Statement by the Central Bank of Chile:
The local financial market has seen a decline in the stock market and a depreciation of the peso, in line with the global trends of recent days. Medium- and long-term interest rates have shown no major movements in the most recent past, despite some decline after the last Meeting. Credit expansion, costs and lending standards, according to the March Bank Lending Survey, present no big change, while demand for credit is perceived as having lost some dynamism in the segments of consumers and large companies.

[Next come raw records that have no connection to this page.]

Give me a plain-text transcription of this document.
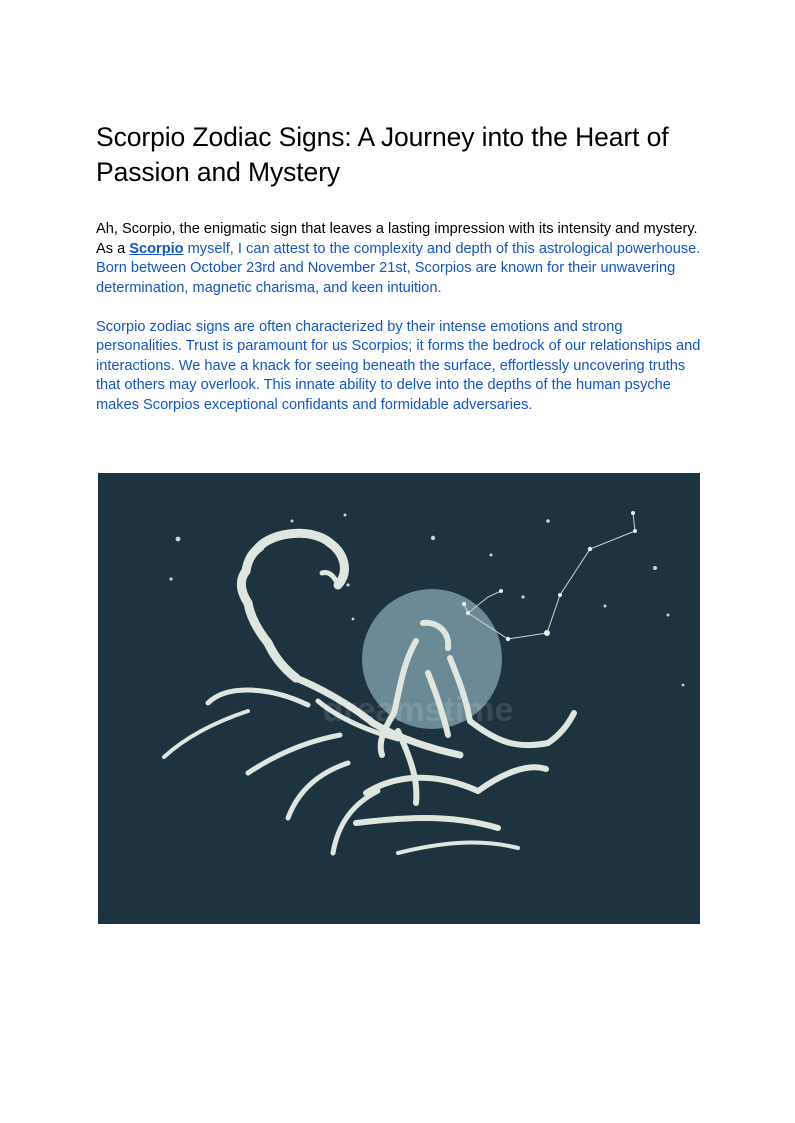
Scorpio Zodiac Signs: A Journey into the Heart of Passion and Mystery

Ah, Scorpio, the enigmatic sign that leaves a lasting impression with its intensity and mystery. As a Scorpio myself, I can attest to the complexity and depth of this astrological powerhouse. Born between October 23rd and November 21st, Scorpios are known for their unwavering determination, magnetic charisma, and keen intuition.

Scorpio zodiac signs are often characterized by their intense emotions and strong personalities. Trust is paramount for us Scorpios; it forms the bedrock of our relationships and interactions. We have a knack for seeing beneath the surface, effortlessly uncovering truths that others may overlook. This innate ability to delve into the depths of the human psyche makes Scorpios exceptional confidants and formidable adversaries.

dreamstime
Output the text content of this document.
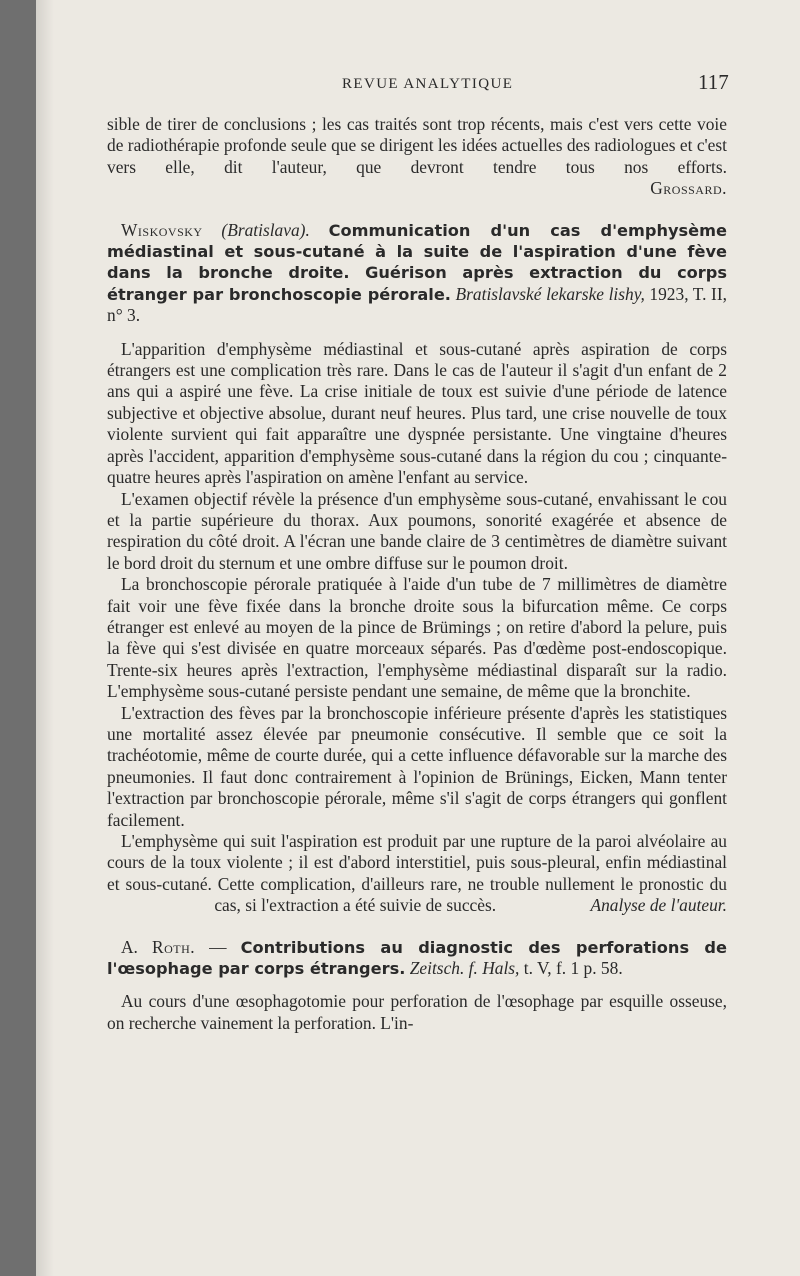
REVUE ANALYTIQUE	117

sible de tirer de conclusions ; les cas traités sont trop récents, mais c'est vers cette voie de radiothérapie profonde seule que se dirigent les idées actuelles des radiologues et c'est vers elle, dit l'auteur, que devront tendre tous nos efforts. Grossard.

Wiskovsky (Bratislava). Communication d'un cas d'emphysème médiastinal et sous-cutané à la suite de l'aspiration d'une fève dans la bronche droite. Guérison après extraction du corps étranger par bronchoscopie pérorale. Bratislavské lekarske lishy, 1923, T. II, n° 3.

L'apparition d'emphysème médiastinal et sous-cutané après aspiration de corps étrangers est une complication très rare. Dans le cas de l'auteur il s'agit d'un enfant de 2 ans qui a aspiré une fève. La crise initiale de toux est suivie d'une période de latence subjective et objective absolue, durant neuf heures. Plus tard, une crise nouvelle de toux violente survient qui fait apparaître une dyspnée persistante. Une vingtaine d'heures après l'accident, apparition d'emphysème sous-cutané dans la région du cou ; cinquante-quatre heures après l'aspiration on amène l'enfant au service.

L'examen objectif révèle la présence d'un emphysème sous-cutané, envahissant le cou et la partie supérieure du thorax. Aux poumons, sonorité exagérée et absence de respiration du côté droit. A l'écran une bande claire de 3 centimètres de diamètre suivant le bord droit du sternum et une ombre diffuse sur le poumon droit.

La bronchoscopie pérorale pratiquée à l'aide d'un tube de 7 millimètres de diamètre fait voir une fève fixée dans la bronche droite sous la bifurcation même. Ce corps étranger est enlevé au moyen de la pince de Brümings ; on retire d'abord la pelure, puis la fève qui s'est divisée en quatre morceaux séparés. Pas d'œdème post-endoscopique. Trente-six heures après l'extraction, l'emphysème médiastinal disparaît sur la radio. L'emphysème sous-cutané persiste pendant une semaine, de même que la bronchite.

L'extraction des fèves par la bronchoscopie inférieure présente d'après les statistiques une mortalité assez élevée par pneumonie consécutive. Il semble que ce soit la trachéotomie, même de courte durée, qui a cette influence défavorable sur la marche des pneumonies. Il faut donc contrairement à l'opinion de Brünings, Eicken, Mann tenter l'extraction par bronchoscopie pérorale, même s'il s'agit de corps étrangers qui gonflent facilement.

L'emphysème qui suit l'aspiration est produit par une rupture de la paroi alvéolaire au cours de la toux violente ; il est d'abord interstitiel, puis sous-pleural, enfin médiastinal et sous-cutané. Cette complication, d'ailleurs rare, ne trouble nullement le pronostic du cas, si l'extraction a été suivie de succès.	Analyse de l'auteur.

A. Roth. — Contributions au diagnostic des perforations de l'œsophage par corps étrangers. Zeitsch. f. Hals, t. V, f. 1 p. 58.

Au cours d'une œsophagotomie pour perforation de l'œsophage par esquille osseuse, on recherche vainement la perforation. L'in-
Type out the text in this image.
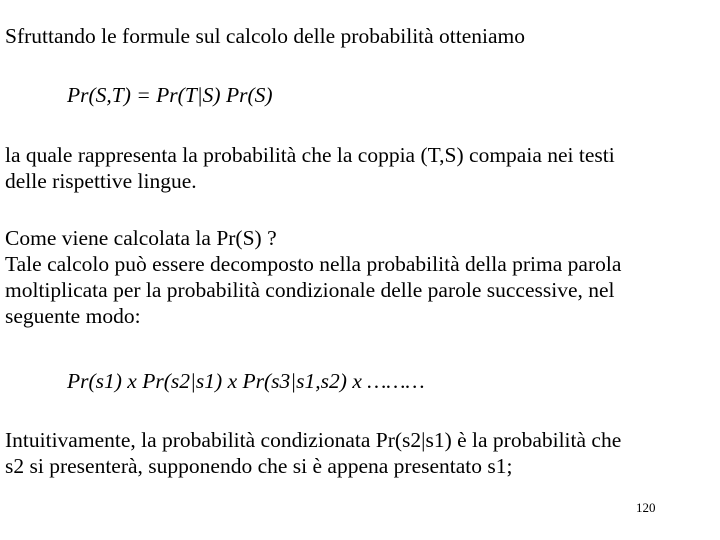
Sfruttando le formule sul calcolo delle probabilità otteniamo
Pr(S,T) = Pr(T|S) Pr(S)
la quale rappresenta la probabilità che la coppia (T,S) compaia nei testi
delle rispettive lingue.
Come viene calcolata la Pr(S) ?
Tale calcolo può essere decomposto nella probabilità della prima parola
moltiplicata per la probabilità condizionale delle parole successive, nel
seguente modo:
Pr(s1) x Pr(s2|s1) x Pr(s3|s1,s2) x ………
Intuitivamente, la probabilità condizionata Pr(s2|s1) è la probabilità che
s2 si presenterà, supponendo che si è appena presentato s1;
120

Preliminary first-quarter data suggest that GDP grew less than forecast in the March Monetary Policy Report. This would respond to reduced mining activity and the performance of some of the more volatile sectors. Conversely, all other sectors have performed in line with expectations, particularly those linked to services and investment. About the latter, although imports of capital goods have shown greater volatility, the outlook remains favorable as can be derived from the evolution of construction activity and the upward revision of the Capital Goods Corporation's latest survey. On the consumption side, there are no signs of a significant switch in the trend, as the slowdown in durable goods consumption is offset by the strengthening of services. In the labor market, the various sources of information point to stronger growth in salaried employment. Meanwhile, the unemployment rate remains around 7% and nominal wages accelerated in annual terms, reflecting the rise in the minimum wage.
Annual CPI inflation—measured with the 2018=100 base benchmark series—increased with respect to the beginning of the year, standing at 2% in April. This responds to a large extent to the higher incidence of foodstuffs and fuels. Meanwhile, the CPIEFE has continued to fluctuate around 2% y-o-y. Private inflation expectations available at the time of the Meeting show slight changes. For this year’s end and one year ahead, they stand somewhat below 3% annually, where they are expected to remain in the two-year horizon.
The Board’s decision considered that information accumulated in the last month does not modify significantly from the evaluation contained in the March Report. Thus, it estimates that the lower level and outlook of inflation require keeping the monetary stimulus still for an extended period of time. The course of the MPR normalization necessary for the convergence of inflation within the policy horizon will be subject to a new appraisal in the June Report. Accordingly, the Board reiterates its will to conduct monetary policy with flexibility, so that projected inflation stands at 3% over the two-year horizon.